CLI typically works with a school for three years. During the 2015-16 school year, CLI trained 2,206 teachers in 28 districts nationwide, reaching a total of 41,650 students. As part of a three-year national expansion plan, CLI has also launched a free online resource called LEARN or Literacy Education and Resource Network, which gives all teachers access to best practices and effective training modules.
How Effective Is It
Compared to over a dozen federally-funded programs aimed at improving early literacy, CLI stands out for its demonstrated effectiveness, as validated by a rigorous external study. A recent three-year evaluation found that in four high-poverty, urban districts (Camden, Chicago, Philadelphia, and Newark), children receiving instruction from a CLI-trained teacher develop measurably stronger reading skills than kids taught by teachers with no CLI training. Across all four sites, kindergarten and second grade students in CLI schools scored higher on early reading tests than students in similar schools with no CLI-trained teachers. In addition, district standardized test data obtained by CLI found that for a cohort of 100 program participants, an estimated 6 to 10 additional students were reading at grade level by the end of grade three, a critical milestone for future school success.

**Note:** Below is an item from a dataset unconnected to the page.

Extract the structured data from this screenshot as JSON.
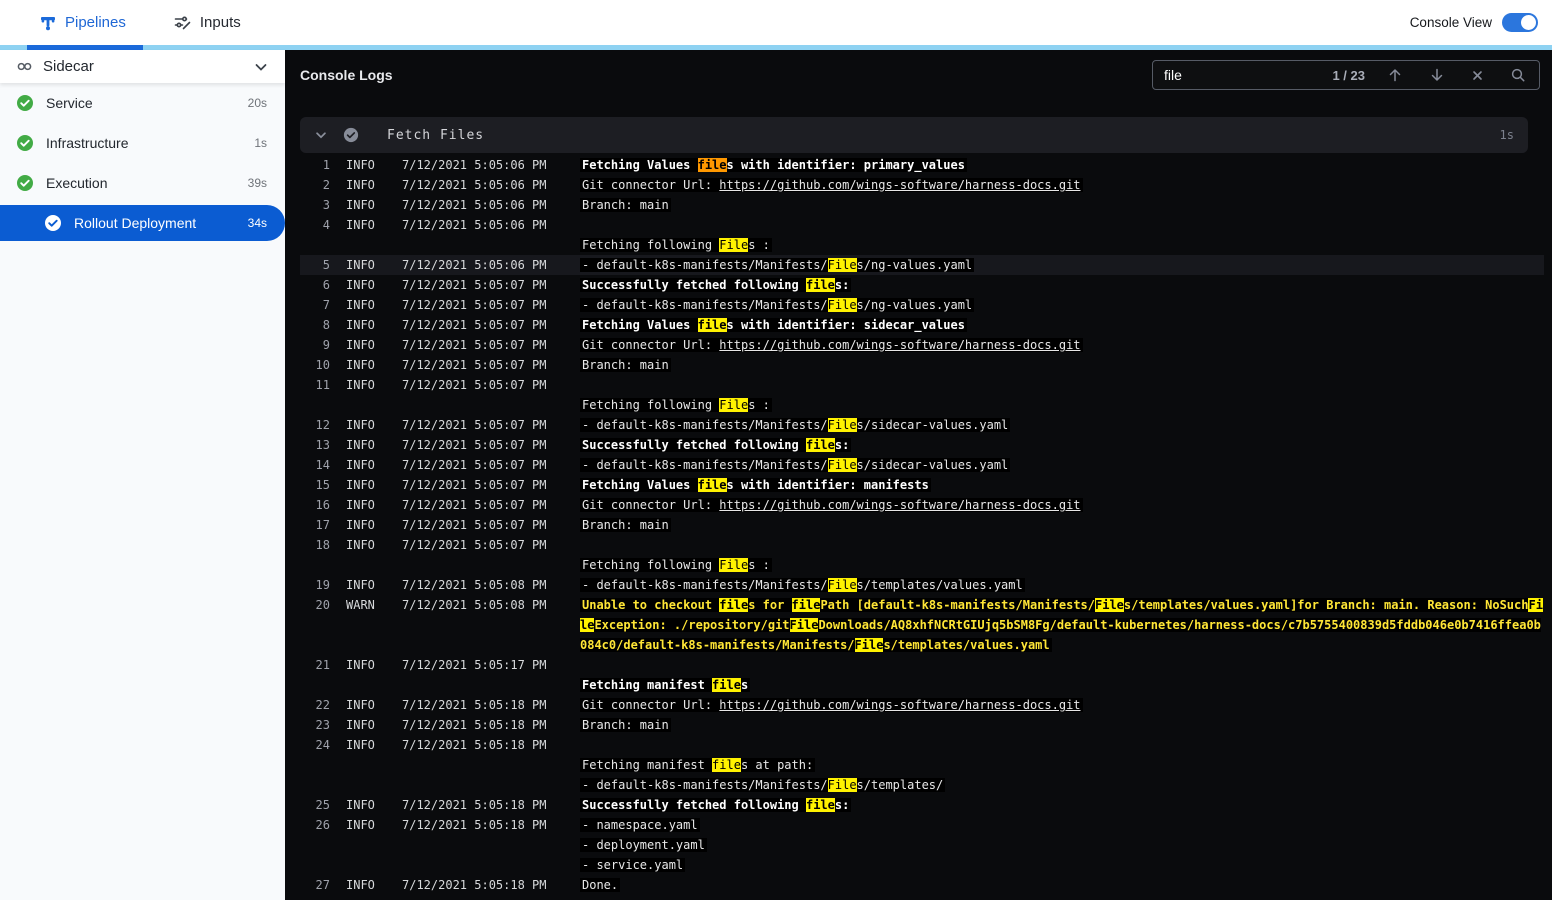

Based on costs provided by CLI, public information regarding national trends in teacher tenure, and information showing a high degree of teacher satisfaction in schools receiving CLI services, CHIP estimates a ‘bang for buck’ of approximately $1,300 to $1,700 for each incremental student from a high-poverty, urban school that can now read proficiently by the end of third grade.
How You Can Help
You can donate any amount on CLI’s donate page. For example, a $10 donation will buy books for a classroom; $50 helps create a classroom reading nook; $100 gives a teacher one-on-one instructional coaching; $500 sponsors a teacher’s attendance at a CLI literacy workshop; and $90,000 will cover the annual costs of implementing CLI across one school.
Personalize This Project
You can find CLI programs and their local implementing partners on CLI’s website. You may also want to consider programs working to improve literacy during the summer, such as Springboard Collaborative or BELL, or programs that provide high quality preschool instruction, including Appletree, Educare, Jumpstart and Acelero, among others.
Look for literacy programs that have experienced teachers leading instruction, that deliver professional development over an extended period (i.e. not just a day’s training), that use active learning strategies, engage parents and families, and that measure children’s reading gains using a nationally recognized literacy assessment.